You know, the free one that they gave me with my expensive computer way, way, way back in July! I finally set it up seven months later so I can print documents without having to convert the file, save it to a flash drive, drive 40 miles, and wait in line for a working computer.
So i can print out all my rambles (not these, the other abstract ones, roughly in essay form, about the college literature) and give them to my peers to review in class tomorrow, and they will tell me how brilliant the writing is but that its patent subjectivity places it completely outside the parameters of the assignment. And they will write in purple pen, because honors students have been properly warned about the possible psychological danger (to the recipient) of using a red pen to give criticism on a school paper.
I actually know none of this for certain (save the part about the working printer, though who knows how long that will last?). I rarely jump to the same conclusions about my 3-a.m. essays as other people do. Last year I wrote a five-page essay on the pros and cons of living life as a short person. I prefaced this essay with three-quarters of a page about stratus clouds, including one very bad pun that made for a horrifically fabricated segue with possibly abused italics. My entire class thought it was a brilliant opener. Four hours later, I thought it was nonsense, even if the rest of the essay was pretty decent.
I have Parmesan cheese stuck between my teeth, because I just ate about four ounces of it. I hope all the expensive protein is worth it.
I keep writing these things ("things" meaning all the rambles of my mind in the middle of the night) down, because I hope that insomnia creates something worthwhile. I think that insomnia makes me a lot of who I am. i used to dream about archaeologists someday discovering the lost civilization of Kalamazoo, and my journals would become the definitive source of history for the early 21st century. Now…um, I don't think much of that idea (to summarize a lengthy paragraph, which involved my writing a will and someone committing arson, which I decided wasn't worth the effort to translate for the non-Kiersten reader who has staunchly trekked through this post to this point).

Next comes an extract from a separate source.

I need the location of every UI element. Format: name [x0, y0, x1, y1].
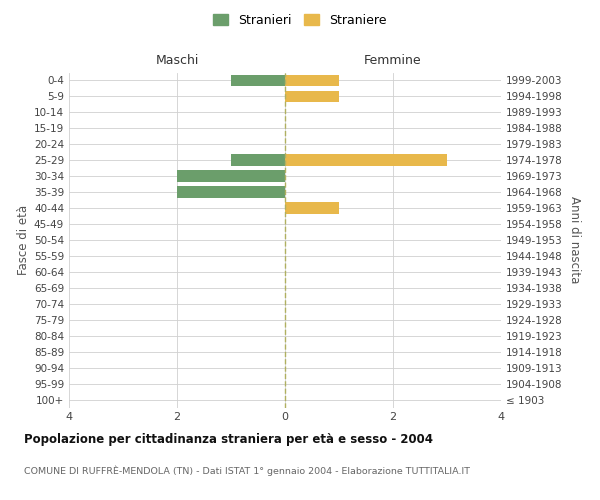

If you read this post in its entirety, you win major points. I don't know what sort of points. Not "awesome" points, because that sounds somewhat presumptuous because this post probably isn't that awesome, because my brain is functioning on sleep deprivation and caffeine and English literature (that prosaic fiend that consumes the mind in molehill-to-mountain analysis). (George Orwell would be doing the polka in his grave if he could see me breaking every rule of his seven-page paper on concise writing.) But you are awesome, so perhaps they are just rain check points. Rest assured, you may at some future date be able to cash them in for something awesome.

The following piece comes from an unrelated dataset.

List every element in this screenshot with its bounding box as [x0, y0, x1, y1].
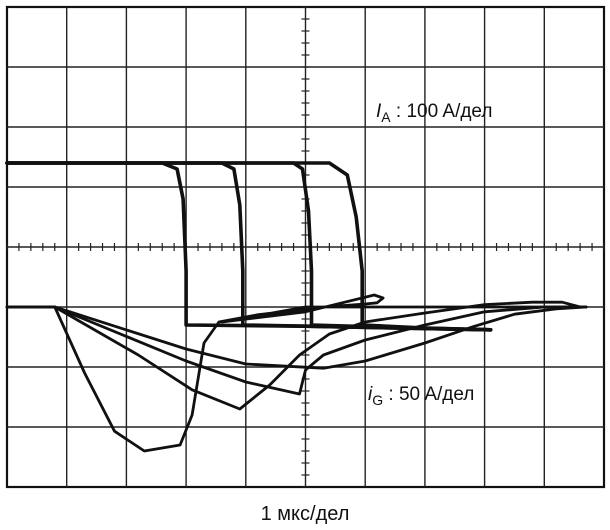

Baaah. I cannot compose poetic gems of wisdom right now, as much I wish I could. But that's already redundant, because I essentially have two concluding paragraphs, whereas Tobias Wolff has none. Is it too subjective to discuss the inferred fratricide/reconciliation results of the ambiguous ending in a plot abstract resolution?

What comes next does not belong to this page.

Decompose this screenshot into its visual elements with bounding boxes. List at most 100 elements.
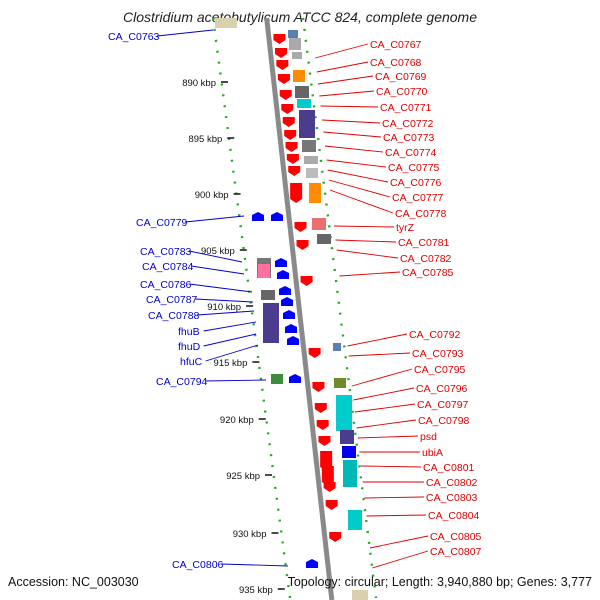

That might be the one sentence I've written all night that I know meant something, even if was something boring.
G'night.
*favorite*
ReplyDeleteP.S. George Orwell's seven pages may attempt to define something and those seven pages most definitely have meaning, but I don't think said definitions or rules need to be heeded. In fact, those are the types of things I read when I'm looking for rules with the sole intention of breaking them in a fantastic way.